Several of these seminal contributions find a place in textbooks with Rao prefixed. For example the theorems referred to as Rao-Blackwellization, the Cramér–Rao bound, Fisher-Rao etc to a dozen other concepts – Rao Distance, Rao’s Paradox, Neyman Rao Test were all done during this extraordinary phase.

It was in the early 1970s that Cambridge University awarded him an Sc.D. degree and made him an Honorary Life Fellow of King’s College, Cambridge.

Several textbooks on statistics carry Dr Rao’s name and work. He himself has authored 14 books.

It’s interesting to note that the first half of the 20th century belonged to statistical theory. Several Indians too figured in the list of giants like PC Mahalanobis, Debabrata Basu, Jayanta Kumar Ghosh, Pranab K Sen, etc.

Models and Applications

While a large part of his research work concerns theoretical aspects, there have been practical applications in recent years. Rao’s most widely regarded work on Multivariate Analysis has found utility in economic planning, weather prediction, medical diagnosis, tracking the movements of spy planes, and monitoring the movements of spacecraft.

In industrial settings his research in combinatorial mathematics helps in the design of experiments among which Orthogonal Arrays are the most prominent. They are being described as the new mantra in large industries globally, which enable the determining of size, location and environmental aspects in design.

Statistician By Chance

In an autobiographical work titled Statistics as a Last Resort, C R Rao himself describes his entry into statistics as a chance happening. The story goes that the young Rao, brimming with excitement and armed with a BA (Mathematics) from Andhra University and looking for a job in North Africa, arrived in Kolkata for an interview in 1940. Somehow, the global job eluded him but brought him into contact with one Mr Subramanian, who was training at the Indian Statistical Institute (ISI), Calcutta. Influenced by the conversation, he joined the course. There was no looking back after that.

That accidental event began the association of Rao with ISI. Thereafter for four decades, his stellar work and growing contributions in statistics made him synonymous with ISI. His work got global recognition personally and for the institute.

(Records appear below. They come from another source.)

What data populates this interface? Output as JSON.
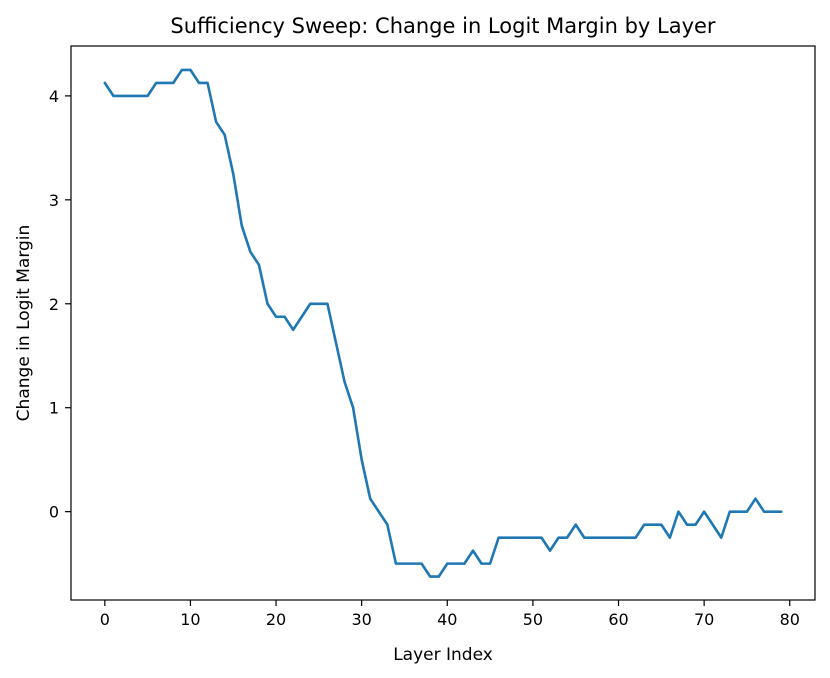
{
  "chart_data": {
    "type": "line",
    "title": "Sufficiency Sweep: Change in Logit Margin by Layer",
    "xlabel": "Layer Index",
    "ylabel": "Change in Logit Margin",
    "xlim": [
      -3.95,
      82.95
    ],
    "ylim": [
      -0.85,
      4.48
    ],
    "xticks": [
      0,
      10,
      20,
      30,
      40,
      50,
      60,
      70,
      80
    ],
    "yticks": [
      0,
      1,
      2,
      3,
      4
    ],
    "grid": false,
    "series": [
      {
        "color": "#1f77b4",
        "x": [
          0,
          1,
          2,
          3,
          4,
          5,
          6,
          7,
          8,
          9,
          10,
          11,
          12,
          13,
          14,
          15,
          16,
          17,
          18,
          19,
          20,
          21,
          22,
          23,
          24,
          25,
          26,
          27,
          28,
          29,
          30,
          31,
          32,
          33,
          34,
          35,
          36,
          37,
          38,
          39,
          40,
          41,
          42,
          43,
          44,
          45,
          46,
          47,
          48,
          49,
          50,
          51,
          52,
          53,
          54,
          55,
          56,
          57,
          58,
          59,
          60,
          61,
          62,
          63,
          64,
          65,
          66,
          67,
          68,
          69,
          70,
          71,
          72,
          73,
          74,
          75,
          76,
          77,
          78,
          79
        ],
        "y": [
          4.125,
          4.0,
          4.0,
          4.0,
          4.0,
          4.0,
          4.125,
          4.125,
          4.125,
          4.25,
          4.25,
          4.125,
          4.125,
          3.75,
          3.625,
          3.25,
          2.75,
          2.5,
          2.375,
          2.0,
          1.875,
          1.875,
          1.75,
          1.875,
          2.0,
          2.0,
          2.0,
          1.625,
          1.25,
          1.0,
          0.5,
          0.125,
          0.0,
          -0.125,
          -0.5,
          -0.5,
          -0.5,
          -0.5,
          -0.625,
          -0.625,
          -0.5,
          -0.5,
          -0.5,
          -0.375,
          -0.5,
          -0.5,
          -0.25,
          -0.25,
          -0.25,
          -0.25,
          -0.25,
          -0.25,
          -0.375,
          -0.25,
          -0.25,
          -0.125,
          -0.25,
          -0.25,
          -0.25,
          -0.25,
          -0.25,
          -0.25,
          -0.25,
          -0.125,
          -0.125,
          -0.125,
          -0.25,
          0.0,
          -0.125,
          -0.125,
          0.0,
          -0.125,
          -0.25,
          0.0,
          0.0,
          0.0,
          0.125,
          0.0,
          0.0,
          0.0
        ]
      }
    ]
  }
}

That he was a ‘bright spark’ in math was evident from his early days at school and college in Andhra Pradesh, where solving tough problems was his forte. Rao was born in Huvvina Hadagalli village in Karnataka to C Doraiswamy Naidu, a police official and Laksmikanthamma on September 10, 1920. However, his father’s transfers took him to different places in Andhra Pradesh, before settling down in Visakhapatnam.

C R Rao Institute

In 2009, Rao went to Hyderabad and with the help of fellow statisticians he worked on establishing a research institute to promote mathematics, statistics and computer science. In addition to liberally funding the venture he could obtain generous grants from the government under prime minister Manmohan Singh. The University of Hyderabad gave a few acres of land.

The C R Rao Institute is now functional and also a road has been named in honour of the great statistician. Efforts to establish a musuem named Sankhya are on.